Epilepsy is a brain disorder that affects nearly ten million children globally and can impact their overall well-being and long-term health. This condition is characterized by an excess of electrical signals in the brain and the presence of recurrent unprovoked seizures, which may appear during the first days of life and persist through childhood and adolescence. The causes of epilepsy are linked to genetic variants within genes involved in brain excitability, such as ion channels, which can influence how neurons form connections and, in turn, how neurons communicate. The potassium ion channel, KCNB1, controls potassium flux across membranes and represses neural hyperexcitability. In children, KCNB1 gene variants are linked to early-onset epilepsy and correlate with signs of brain inflammation, neuronal atrophy, and behavioral deficits, which highlights the influence of KCNB1 in neurodevelopment. Remarkably, mice with Kcnb1 variants exhibit not only similar brain alterations to those observed in children, such as the presence of repeated seizures during the juvenile period, but also display aberrant expression of proteins involved in epigenetic regulation, such as histone deacetylases (HDACs).

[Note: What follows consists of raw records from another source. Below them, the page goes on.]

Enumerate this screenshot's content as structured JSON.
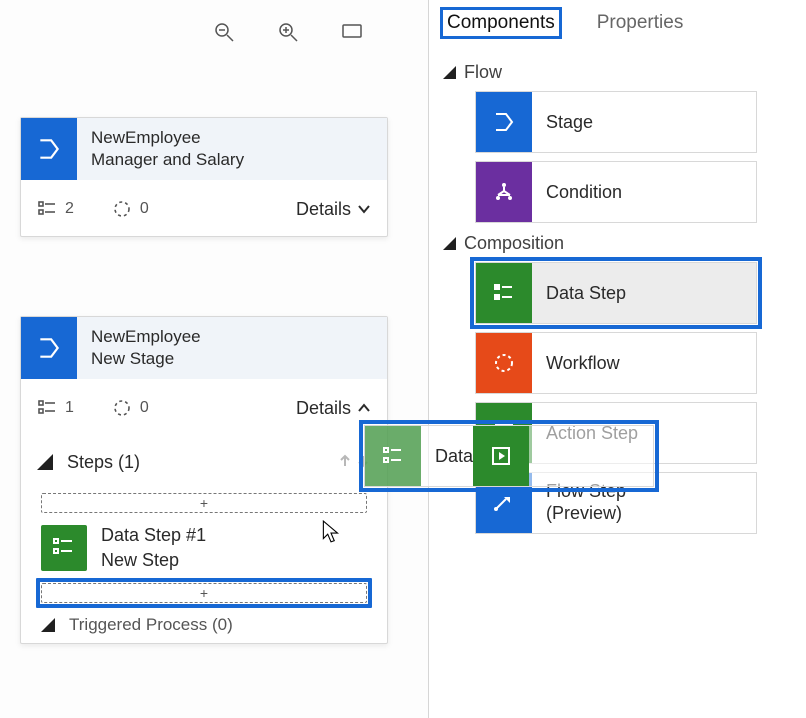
{
  "canvas": {
    "stages": [
      {
        "entity": "NewEmployee",
        "title": "Manager and Salary",
        "steps_count": "2",
        "workflows_count": "0",
        "details_label": "Details",
        "expanded": false
      },
      {
        "entity": "NewEmployee",
        "title": "New Stage",
        "steps_count": "1",
        "workflows_count": "0",
        "details_label": "Details",
        "expanded": true,
        "steps_header": "Steps (1)",
        "step1_title": "Data Step #1",
        "step1_sub": "New Step",
        "triggered_label": "Triggered Process (0)",
        "drop_plus": "+"
      }
    ]
  },
  "side": {
    "tab_components": "Components",
    "tab_properties": "Properties",
    "section_flow": "Flow",
    "section_composition": "Composition",
    "comp_stage": "Stage",
    "comp_condition": "Condition",
    "comp_data_step": "Data Step",
    "comp_workflow": "Workflow",
    "comp_action_step": "Action Step",
    "comp_flow_step_l1": "Flow Step",
    "comp_flow_step_l2": "(Preview)"
  },
  "drag": {
    "ghost_label": "Data Step"
  }
}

This research aims to study epigenetic mechanisms underlying the early onset of seizures using a mouse model of Kcnb1 dysfunction. To this end, we will focus on Histone Deacetylase 1 (HDAC1), an epigenetic enzyme that fine-tunes gene expression and plays an important role in neurodevelopment. For this, we will first explore the contribution of HDAC1 in brain connectivity, neural activity, and neuroinflammatory processes by manipulating its expression in newborn mice with Kcnb1 dysfunction. We will then examine the impact of early life HDAC1 manipulation on social and emotional behaviors as well as on the presence of seizure episodes during the juvenile period.

Collectively, our research looks at a crucial time in mouse development, from newborn to juvenile, when the brain is still growing and the risk for epilepsy is high. Our findings, therefore, will set the basis for epigenetic therapeutics for children who develop epilepsy early in life, which could potentially improve their long-term health and overall well-being.